The compromise version of the directive upholds the principle that the European marketing passport should be available to non-EU managers and funds as long as they are subject to the same or equivalent regulatory requirements as their EU counterparts and that the jurisdiction in which they are domiciled meet FATF money laundering standard and set up regulatory co-operation agreements as well as conclude OECD-standard tax information exchange agreements with relevant EU countries.
However, there is much about the way the directive is to be implemented that is unclear, notably the mechanisms for establishing and operating co-operation agreements between EU member states and outside jurisdictions. These will be drawn up by the European Commission and Esma, the latter a body that does not yet exist.
In addition, the Commission ‘delegated acts’ required to open up the passport to non-EU managers and to abolish national private placement regimes are subject to vetoes, in theory at least, by the European Council and European Parliament. Unlike previous drafts, the compromise text makes no mention of “passive marketing”, but the preamble to the document sets out the principle that EU professional investors should remain free to invest on their own initiative in alternative funds regardless of where the manager or fund is based.

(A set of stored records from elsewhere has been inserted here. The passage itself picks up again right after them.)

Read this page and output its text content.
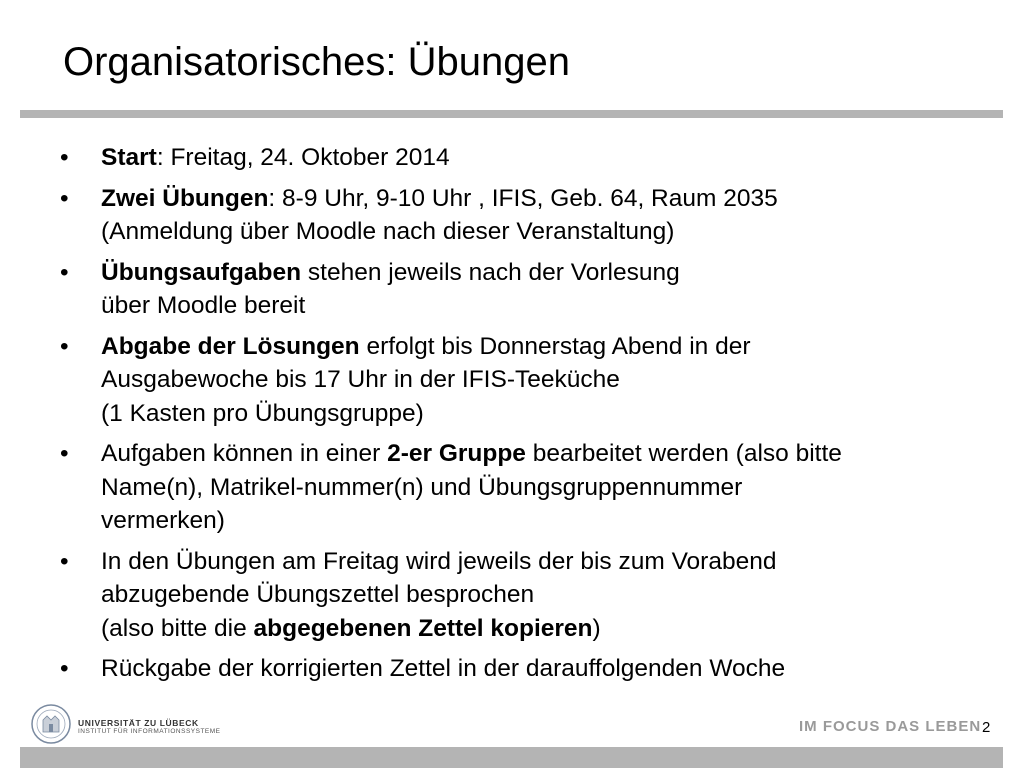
Organisatorisches: Übungen
• Start: Freitag, 24. Oktober 2014
• Zwei Übungen: 8-9 Uhr, 9-10 Uhr , IFIS, Geb. 64, Raum 2035
(Anmeldung über Moodle nach dieser Veranstaltung)
• Übungsaufgaben stehen jeweils nach der Vorlesung
über Moodle bereit
• Abgabe der Lösungen erfolgt bis Donnerstag Abend in der
Ausgabewoche bis 17 Uhr in der IFIS-Teeküche
(1 Kasten pro Übungsgruppe)
• Aufgaben können in einer 2-er Gruppe bearbeitet werden (also bitte
Name(n), Matrikel-nummer(n) und Übungsgruppennummer
vermerken)
• In den Übungen am Freitag wird jeweils der bis zum Vorabend
abzugebende Übungszettel besprochen
(also bitte die abgegebenen Zettel kopieren)
• Rückgabe der korrigierten Zettel in der darauffolgenden Woche
UNIVERSITÄT ZU LÜBECK
INSTITUT FÜR INFORMATIONSSYSTEME	IM FOCUS DAS LEBEN 2
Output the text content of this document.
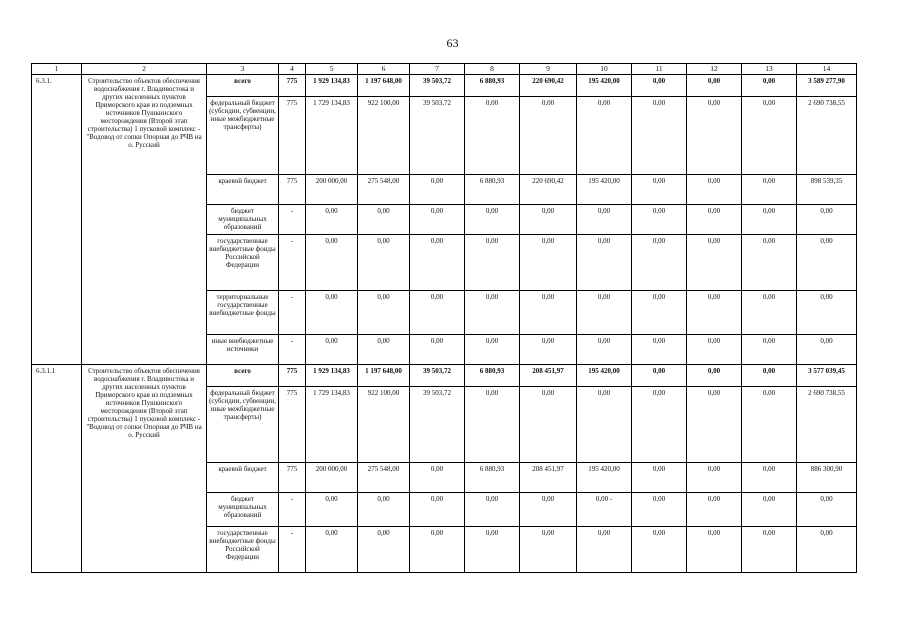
63
1	2	3	4	5	6	7	8	9	10	11	12	13	14
6.3.1.	Строительство объектов обеспечения водоснабжения г. Владивостока и других населенных пунктов Приморского края из подземных источников Пушкинского месторождения (Второй этап строительства) 1 пусковой комплекс - "Водовод от сопки Опорная до РЧВ на о. Русский	всего	775	1 929 134,83	1 197 648,00	39 503,72	6 880,93	220 690,42	195 420,00	0,00	0,00	0,00	3 589 277,90
		федеральный бюджет (субсидии, субвенции, иные межбюджетные трансферты)	775	1 729 134,83	922 100,00	39 503,72	0,00	0,00	0,00	0,00	0,00	0,00	2 690 738,55
		краевой бюджет	775	200 000,00	275 548,00	0,00	6 880,93	220 690,42	195 420,00	0,00	0,00	0,00	898 539,35
		бюджет муниципальных образований	-	0,00	0,00	0,00	0,00	0,00	0,00	0,00	0,00	0,00	0,00
		государственные внебюджетные фонды Российской Федерации	-	0,00	0,00	0,00	0,00	0,00	0,00	0,00	0,00	0,00	0,00
		территориальные государственные внебюджетные фонды	-	0,00	0,00	0,00	0,00	0,00	0,00	0,00	0,00	0,00	0,00
		иные внебюджетные источники	-	0,00	0,00	0,00	0,00	0,00	0,00	0,00	0,00	0,00	0,00
6.3.1.1	Строительство объектов обеспечения водоснабжения г. Владивостока и других населенных пунктов Приморского края из подземных источников Пушкинского месторождения (Второй этап строительства) 1 пусковой комплекс - "Водовод от сопки Опорная до РЧВ на о. Русский	всего	775	1 929 134,83	1 197 648,00	39 503,72	6 880,93	208 451,97	195 420,00	0,00	0,00	0,00	3 577 039,45
		федеральный бюджет (субсидии, субвенции, иные межбюджетные трансферты)	775	1 729 134,83	922 100,00	39 503,72	0,00	0,00	0,00	0,00	0,00	0,00	2 690 738,55
		краевой бюджет	775	200 000,00	275 548,00	0,00	6 880,93	208 451,97	195 420,00	0,00	0,00	0,00	886 300,90
		бюджет муниципальных образований	-	0,00	0,00	0,00	0,00	0,00	0,00 -	0,00	0,00	0,00	0,00
		государственные внебюджетные фонды Российской Федерации	-	0,00	0,00	0,00	0,00	0,00	0,00	0,00	0,00	0,00	0,00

Implications of an EU or non-EU fund domicile
Take the example of a Brazilian manager seeking to market its fund to French pension schemes. If the fund were domiciled in the Cayman Islands, this would require that the manager comply with the directive and probably in this case adopt France as its member state of reference, in charge of regulating the manager’s compliance with the directive. In addition the Brazilian regulator, the CVM, would need a co-operation agreement with France’s AMF, as would Cima, the Cayman regulator, and both Brazil and Cayman would need to satisfy France of their compliance with FATF standards as well as having Tieas in place with France.
Were the manager to offer French institutions a Luxembourg-domiciled SIF, for example, rather than a Cayman fund, these additional conditions regarding the fund domicile would not be necessary, but in this case the member state of reference – the manager’s de facto regulator for funds offered within the EU – might instead be Luxembourg. Seeking to access investors in additional EU markets would be easier using a Luxembourg fund because no additional agreements between those regulators and the fund domicile would be necessary.
The current timetable for the directive envisages that the legislation would come into force at the beginning of 2011. Now that the final stages of the legislation procedure seem to be underway, non-EU managers can start examining the best methods of accessing European investors up to 2018 and beyond, and the potential role for Luxembourg in the creation of a level playing field for managers and funds both within and outside Europe.